One thing I struggle with though is finding that line between taking care of myself and and letting go of this false guilt and becoming a selfish person. I’ve been told since I’m concerned about this – it is a good sign that I won’t probably ever cross that line. However, it is a big concern for me. Probably something I will always struggle with until I leave this earth. It will get easier, but I think it will never fully go away. This concern that if I start to let go of this false guilt, I may become a selfish person who no longer cares or considers the feelings of others and just does what I want all the time.
I think part of this stems from the fact that I have a little gremlin living in my head that tells me when I do something that is good for me, I’m being selfish. That thinking about myself and what I want is a bad thing. So then that false guilt creeps in on top of it and if I don’t catch myself I spiral down into that black hole of lies.
So there it is – my struggle with false guilt. Not sure I had much of a point with this post other than to share my struggle and see if maybe someone else out there can relate. Does it help to know others struggle with this too? Do you have things that you’ve found that help you and you would be willing to share?
I will admit I believe I’m on the right path to working through this.
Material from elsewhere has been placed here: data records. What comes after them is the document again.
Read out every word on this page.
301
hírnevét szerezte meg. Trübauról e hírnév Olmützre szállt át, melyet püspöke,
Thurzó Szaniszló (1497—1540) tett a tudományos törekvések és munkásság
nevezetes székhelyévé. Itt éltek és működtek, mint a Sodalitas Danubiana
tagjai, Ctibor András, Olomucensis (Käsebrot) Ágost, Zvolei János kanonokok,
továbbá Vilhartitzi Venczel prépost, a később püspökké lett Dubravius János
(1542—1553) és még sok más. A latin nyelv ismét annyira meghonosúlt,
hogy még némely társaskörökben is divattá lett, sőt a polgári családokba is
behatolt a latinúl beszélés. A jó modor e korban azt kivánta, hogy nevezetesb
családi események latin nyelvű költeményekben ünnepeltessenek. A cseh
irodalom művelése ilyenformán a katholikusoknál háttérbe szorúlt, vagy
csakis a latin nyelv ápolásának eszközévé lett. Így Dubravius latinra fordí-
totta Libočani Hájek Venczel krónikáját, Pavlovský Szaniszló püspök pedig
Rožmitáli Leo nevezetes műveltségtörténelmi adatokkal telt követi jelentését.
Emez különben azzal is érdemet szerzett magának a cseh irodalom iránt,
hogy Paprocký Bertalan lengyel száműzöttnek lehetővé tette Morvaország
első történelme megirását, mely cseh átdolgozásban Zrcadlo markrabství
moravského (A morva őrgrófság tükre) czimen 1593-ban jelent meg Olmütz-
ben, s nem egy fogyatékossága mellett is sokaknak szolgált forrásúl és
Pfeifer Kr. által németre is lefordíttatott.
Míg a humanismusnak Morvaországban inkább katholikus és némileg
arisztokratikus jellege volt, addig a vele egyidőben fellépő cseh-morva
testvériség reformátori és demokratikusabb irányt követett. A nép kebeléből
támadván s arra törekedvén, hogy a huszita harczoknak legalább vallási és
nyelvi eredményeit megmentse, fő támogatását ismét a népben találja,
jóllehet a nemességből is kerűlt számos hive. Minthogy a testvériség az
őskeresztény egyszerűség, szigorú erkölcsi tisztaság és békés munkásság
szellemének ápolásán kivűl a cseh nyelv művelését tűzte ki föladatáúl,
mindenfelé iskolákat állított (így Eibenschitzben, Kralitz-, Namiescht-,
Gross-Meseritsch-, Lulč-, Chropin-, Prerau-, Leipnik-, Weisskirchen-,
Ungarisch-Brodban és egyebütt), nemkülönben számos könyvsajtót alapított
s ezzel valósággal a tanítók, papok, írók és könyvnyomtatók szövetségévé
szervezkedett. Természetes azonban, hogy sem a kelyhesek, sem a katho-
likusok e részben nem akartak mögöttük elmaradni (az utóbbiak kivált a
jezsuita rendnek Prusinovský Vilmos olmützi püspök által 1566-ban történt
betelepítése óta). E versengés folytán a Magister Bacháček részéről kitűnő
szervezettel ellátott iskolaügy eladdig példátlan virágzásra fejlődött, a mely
At least I’m at a point where I can admit I have this issue with false guilt and sometimes I am even able to identify it – usually after the fact, but sometimes right up front. I’m even getting to where I can talk myself out of it. I often need the helps of some close friends though – people who know I struggle with this and have agreed to help me. If I start to question myself I will run things by them and they help me see the right path a bit more clearly.
I am eternally grateful for these friends – you know who you are. I do feel a bit guilty at times going to them to work through these things. But once again that is the false guilt raising it’s nasty ugly head and they help me stomp it back down.